Re: an equation containg radicals
- To: mathgroup at smc.vnet.net
- Subject: [mg69665] Re: an equation containg radicals
- From: "Scout" <Scout at nodomain.com>
- Date: Wed, 20 Sep 2006 02:44:17 -0400 (EDT)
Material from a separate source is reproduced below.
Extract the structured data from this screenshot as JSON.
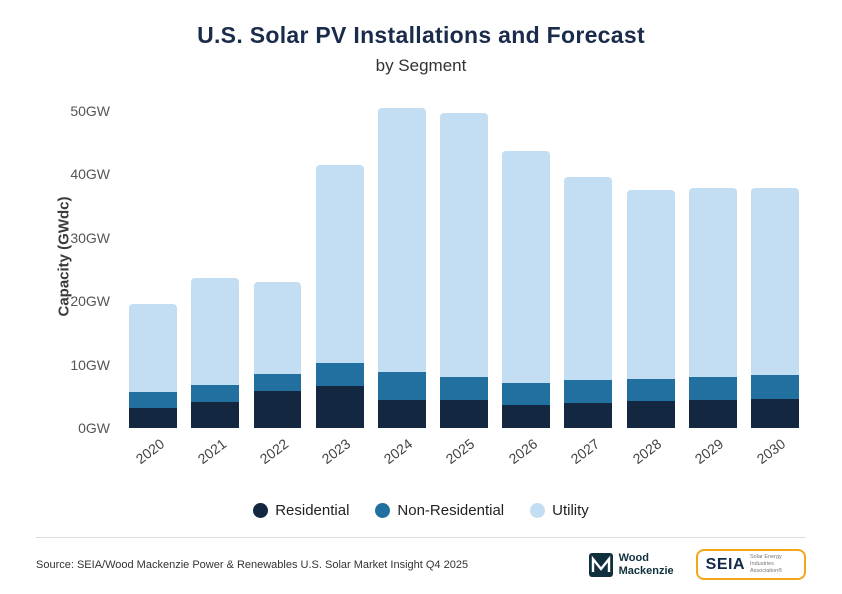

- References: <eeofde$2mo$1@smc.vnet.net>
Solve[] gives generic solutions only. You might use Reduce[] In[1]:= k = 1-4*(1-v)*b^2*p^2*(1-Sqrt[e^2-p^2]/Sqrt[(1/b)^2-p^2]); In[2]:= sol = Reduce[k==0,p,Reals]; In[3]:= sol2 = LogicalExpand[sol]; In[4]:= consts = {e->10^-3, v->3/10, b->10^-5}; In[5]:= FindInstance[sol2/.consts,{p}] Out[5]= {} That means that your values of the parameters don't match any solution of the above equation k. Let's find just one solution, assigning a value for 'e' and solve for the other (v,b,p): In[6]:= inst = FindInstance[sol2/.{e->10^-3},{v,b,p}] Out[6]={{v->-81, b->-250*Sqrt[2/41], p->-1/1000}} In[7]:= Simplify[k==0 /.{e->10^-3} /. inst] Out[7]= {True} Regards, ~Scout~ > Hello to all. > > In a crack problem appeared the following function. > > K[p_] := 1 - 4*(1 - v)*λ^2*p^2*(1 - Sqrt[e^2 - p^2]/Sqrt[a^2 - p^2]) > a = 1/λ; > > Here are some typical values for the involving constants > > consts = {e -> 1/1000, v -> 3/10, λ -> 10^(-5)}; > > Here is the solution obtained with Solve > > sols = FullSimplify[Solve[eq = K[p] == 0, p]] > {{p -> (-Sqrt[2])*Sqrt[-(1/(λ^2*(-9 + 8*v + Sqrt[-15 + 16*v + > 64*e^2*(-1 + v)^2*λ^2])))]}, > {p -> Sqrt[2]*Sqrt[-(1/(λ^2*(-9 + 8*v + Sqrt[-15 + 16*v + 64*e^2*(-1 > + v)^2*λ^2])))]}, > {p -> (-Sqrt[2])*Sqrt[1/(λ^2*(9 - 8*v + Sqrt[-15 + 16*v + 64*e^2*(-1 > + v)^2*λ^2]))]}, > {p -> Sqrt[2]*Sqrt[1/(λ^2*(9 - 8*v + Sqrt[-15 + 16*v + 64*e^2*(-1 + > v)^2*λ^2]))]}} > > What I need now is to see which roots (or if all roots) are extreneous > (i.e. they do not satisfy the intial equation K[p]=0). > This is a difficult task for Mathematica. > > TimeConstrained[FullSimplify[eq /. sols], 300, "Failed"] > "Failed" > > However replacing the values for the constants it is verified that all > solutions (for this typical values of the constants) are extreneous. > > eq /. sols /. consts > {False, False, False, False} > > This can be verified also by the following command > > Solve[eq /. consts, p] > {} > > My question is if it a way to "help" a bit Mathematica in the above > verification with the symbolic parameters. > > Thanks in advance for any help. >